Outros nomes importantes no início do processo de industrialização: Crespi, Siciliano, Pinotti Gamba, Ramenzoni, Prada, Odescalchi, Medici, Falchi, Martinelli, Puglisi Carbone – fundador, em 1900, do principal instituto de crédito da época no Brasil, o Banco Comercial Italiano.
O historiador Angelo Trento, porém, questiona a lenda do rápido enriquecimento na América: os italianos que chegaram a capitães da indústria – com exceção de Scarpa e Ramenzoni – não eram realmente “imigrantes” e pobres. Sua origem social era diferente; pertenciam pelo menos à classe média, tinham alguma experiência comercial e certo grau de instrução, e em muitos casos trouxeram para cá significativos aportes de capital próprio.
O ano da Itália no Brasil
O Momento Itália-Brasil inaugura-se oficialmente no dia 15 de outubro de 2011, com um grande concerto de Gilberto Gil e Irene Grandi, no Rio de Janeiro – e será finalizado em junho de 2012 com um desfile de alta moda italiana em Brasília. No intervalo entre os dois importantes acontecimentos, uma sucessão ininterrupta de eventos culturais e de aproximações comerciais manterá os dois países em festa. Em outubro mesmo, como evento preliminar, se promoverá em Roma, entre os dias 5 e 11, um encontro oficial de cerca de 150 executivos de empresas brasileiras com seus congêneres italianos.
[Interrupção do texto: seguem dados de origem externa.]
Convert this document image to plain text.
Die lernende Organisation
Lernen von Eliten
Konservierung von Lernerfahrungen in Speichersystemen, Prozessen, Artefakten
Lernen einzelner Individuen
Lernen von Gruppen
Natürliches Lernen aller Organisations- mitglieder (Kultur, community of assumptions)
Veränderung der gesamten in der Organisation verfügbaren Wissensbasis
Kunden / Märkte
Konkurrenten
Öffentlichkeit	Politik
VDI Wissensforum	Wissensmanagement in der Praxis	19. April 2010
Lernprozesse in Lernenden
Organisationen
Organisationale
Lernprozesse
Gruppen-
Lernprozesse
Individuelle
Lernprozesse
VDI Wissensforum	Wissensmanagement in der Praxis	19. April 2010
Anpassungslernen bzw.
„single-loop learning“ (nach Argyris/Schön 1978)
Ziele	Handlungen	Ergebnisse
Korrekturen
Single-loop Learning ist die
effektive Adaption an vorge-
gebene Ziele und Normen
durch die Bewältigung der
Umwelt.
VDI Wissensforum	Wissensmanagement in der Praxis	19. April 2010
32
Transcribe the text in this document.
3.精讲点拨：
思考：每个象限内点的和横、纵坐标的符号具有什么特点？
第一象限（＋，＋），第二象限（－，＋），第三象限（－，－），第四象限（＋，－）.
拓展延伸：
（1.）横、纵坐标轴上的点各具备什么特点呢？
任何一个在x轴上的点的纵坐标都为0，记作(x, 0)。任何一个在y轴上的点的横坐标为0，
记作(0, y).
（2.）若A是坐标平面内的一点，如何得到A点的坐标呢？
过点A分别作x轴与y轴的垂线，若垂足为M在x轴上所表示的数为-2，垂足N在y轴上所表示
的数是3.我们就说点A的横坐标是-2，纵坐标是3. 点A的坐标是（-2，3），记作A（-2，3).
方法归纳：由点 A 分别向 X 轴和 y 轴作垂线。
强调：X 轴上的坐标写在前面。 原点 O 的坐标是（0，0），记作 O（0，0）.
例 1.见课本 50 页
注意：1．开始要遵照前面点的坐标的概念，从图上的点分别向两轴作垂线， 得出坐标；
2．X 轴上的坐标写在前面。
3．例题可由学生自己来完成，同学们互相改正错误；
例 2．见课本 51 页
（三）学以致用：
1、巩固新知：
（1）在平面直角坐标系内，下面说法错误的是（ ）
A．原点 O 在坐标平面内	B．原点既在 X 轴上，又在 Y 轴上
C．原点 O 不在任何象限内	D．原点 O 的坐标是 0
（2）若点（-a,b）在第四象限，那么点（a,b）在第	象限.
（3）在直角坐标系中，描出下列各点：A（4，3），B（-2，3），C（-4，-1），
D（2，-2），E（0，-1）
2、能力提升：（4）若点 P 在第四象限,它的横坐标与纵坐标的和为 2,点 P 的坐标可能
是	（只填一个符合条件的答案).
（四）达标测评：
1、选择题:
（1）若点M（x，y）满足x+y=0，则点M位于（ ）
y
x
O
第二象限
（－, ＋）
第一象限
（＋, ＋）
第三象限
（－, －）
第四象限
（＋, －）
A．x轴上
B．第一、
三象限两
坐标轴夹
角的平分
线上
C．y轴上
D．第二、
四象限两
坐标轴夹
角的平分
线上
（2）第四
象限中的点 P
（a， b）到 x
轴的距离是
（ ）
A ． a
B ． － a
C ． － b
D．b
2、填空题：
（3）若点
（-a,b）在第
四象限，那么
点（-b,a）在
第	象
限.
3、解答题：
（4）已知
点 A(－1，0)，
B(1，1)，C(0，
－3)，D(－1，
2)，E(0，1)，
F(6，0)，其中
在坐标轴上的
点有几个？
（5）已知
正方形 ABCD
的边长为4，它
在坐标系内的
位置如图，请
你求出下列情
Em dezembro, realiza-se em Brasília um seminário, patrocinado pela Fundação Assis Chateaubriand, que estudará as perspectivas empresariais e comerciais entre Itália e Brasil.
Exposições de grandes nomes da pintura – como Caravaggio, De Chirico, Modigliani e a ítalo-brasileira Maria Bonomi –, além de mostras temáticas, como “Viagens Italianas no Brasil” e “Roma: A Potência do Império”, percorrerão várias capitais brasileiras durante todo o ano, ao mesmo tempo em que uma seleção cinematográfica, espetáculos teatrais e de balé nos atualizarão com o que há de melhor nessas áreas.
Em São Paulo, no dia 29 de outubro será comemorado o centenário de uma instituição cultural tradicional, o Circolo Italiano. Na mesma cidade, nos últimos dias da programação, será lançada a “pedra fundamental” da extensão da sede do Instituto Italiano de Cultura – um projeto de Massimiliano Fuksas, a ser construído nos fundos do tradicional palacete da Avenida Higienópolis onde o órgão funciona atualmente.